Mais ce n’est pas tout. À y regarder de près, les échos entre les deux épisodes sont nombreux. Ce sont parfois des clins d’œil, comme le décor du café où le vieux Gian Luca Ventura raconte à Pilar et à Santa son histoire, paysage de forêt vierge, évoquant la végétation tropicale qui s’épanouit au pied du mont Tabou. Il y a aussi la présence de Santa, personnage opaque, lectrice de Robinson Crusoé, qui repousse les propositions d’aide de Pilar. Elle ne persécute en rien Aurora, mais reste à sa place et semble attendre son moment, dont on ne sait rien. Or, l’épisode africain se termine par le soulèvement des indigènes et par une guerre d’indépendance.

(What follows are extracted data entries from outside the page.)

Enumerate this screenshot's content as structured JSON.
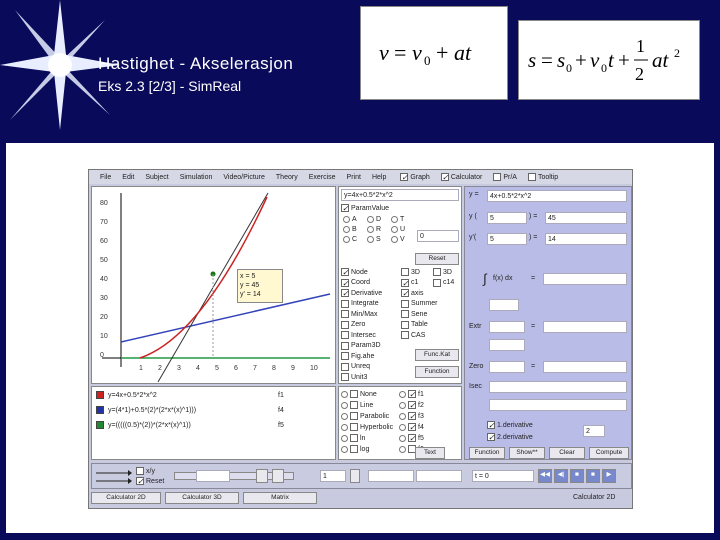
{
  "slide": {
    "title": "Hastighet  -  Akselerasjon",
    "subtitle": "Eks 2.3   [2/3]   -   SimReal",
    "formula_velocity": "v = v0 + at",
    "formula_position": "s = s0 + v0t + 1/2 at²"
  },
  "app": {
    "menu": [
      "File",
      "Edit",
      "Subject",
      "Simulation",
      "Video/Picture",
      "Theory",
      "Exercise",
      "Print",
      "Help"
    ],
    "toggles": [
      {
        "label": "Graph",
        "on": true
      },
      {
        "label": "Calculator",
        "on": true
      },
      {
        "label": "Pr/A",
        "on": false
      },
      {
        "label": "Tooltip",
        "on": false
      }
    ],
    "graph": {
      "y_ticks": [
        "80",
        "70",
        "60",
        "50",
        "40",
        "30",
        "20",
        "10",
        "0"
      ],
      "x_ticks": [
        "1",
        "2",
        "3",
        "4",
        "5",
        "6",
        "7",
        "8",
        "9",
        "10"
      ],
      "readout": [
        "x = 5",
        "y = 45",
        "y' = 14"
      ]
    },
    "func_header": "y=4x+0.5*2*x^2",
    "param_value_label": "ParamValue",
    "params": [
      "A",
      "B",
      "C",
      "D",
      "R",
      "S",
      "T",
      "U",
      "V"
    ],
    "param_value": "0",
    "reset_label": "Reset",
    "options_left": [
      "Node",
      "Coord",
      "Derivative",
      "Integrate",
      "Min/Max",
      "Zero",
      "Intersec",
      "Param3D",
      "Fig.ahe",
      "Unreq",
      "Unit3"
    ],
    "options_right": [
      "3D",
      "c1",
      "axis",
      "Summer",
      "Sene",
      "Table",
      "CAS"
    ],
    "options_right2": [
      "3D",
      "c14"
    ],
    "small_buttons": [
      "Func.Kat",
      "Function"
    ],
    "functions": [
      {
        "expr": "y=4x+0.5*2*x^2",
        "val": "f1",
        "color": "#cc2222"
      },
      {
        "expr": "y=(4*1)+0.5*(2)*(2*x*(x)^1)))",
        "val": "f4",
        "color": "#2233aa"
      },
      {
        "expr": "y=(((((0.5)*(2))*(2*x*(x)^1))",
        "val": "f5",
        "color": "#228833"
      }
    ],
    "func_types": [
      "None",
      "Line",
      "Parabolic",
      "Hyperbolic",
      "ln",
      "log"
    ],
    "func_ids": [
      "f1",
      "f2",
      "f3",
      "f4",
      "f5",
      "f6"
    ],
    "text_button": "Text",
    "calc": {
      "y_label": "y =",
      "y_expr": "4x+0.5*2*x^2",
      "yx_label": "y (",
      "yx_arg": "5",
      "yx_eq": ") =",
      "yx_val": "45",
      "ydx_label": "y'(",
      "ydx_arg": "5",
      "ydx_val": "14",
      "integral_label": "f(x) dx",
      "extr_label": "Extr",
      "zero_label": "Zero",
      "isec_label": "Isec",
      "eq": "=",
      "deriv1": "1.derivative",
      "deriv2": "2.derivative",
      "deriv_value": "2",
      "buttons": [
        "Function",
        "Show**",
        "Clear",
        "Compute"
      ]
    },
    "bottom": {
      "xy_label": "x/y",
      "reset_label": "Reset",
      "value": "1",
      "time_field": "t = 0",
      "tabs": [
        "Calculator 2D",
        "Calculator 3D",
        "Matrix"
      ],
      "status": "Calculator 2D"
    }
  }
}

La première partie s’intitule « Paradis perdu », la seconde « Paradis ». L’ironie de ce « paradis » colonial est flagrante, d’autant que la tragédie sentimentale au cœur du récit entraîne la mort d’un homme et des souffrances intimes irrésolues. La passion amoureuse, destructrice, répond à une autre forme de passion, elle aussi douloureuse et tout aussi insoluble : celle qu’incarne Pilar, prête à accueillir en pensée tous les malheurs du monde et les travers des humains afin de les soulager. Un film étrange ? Tabou n’en impose pourtant pas par sa bizarrerie, mais par sa richesse évocatrice et thématique sans fond. Tabou est un voyage, un fabuleux voyage.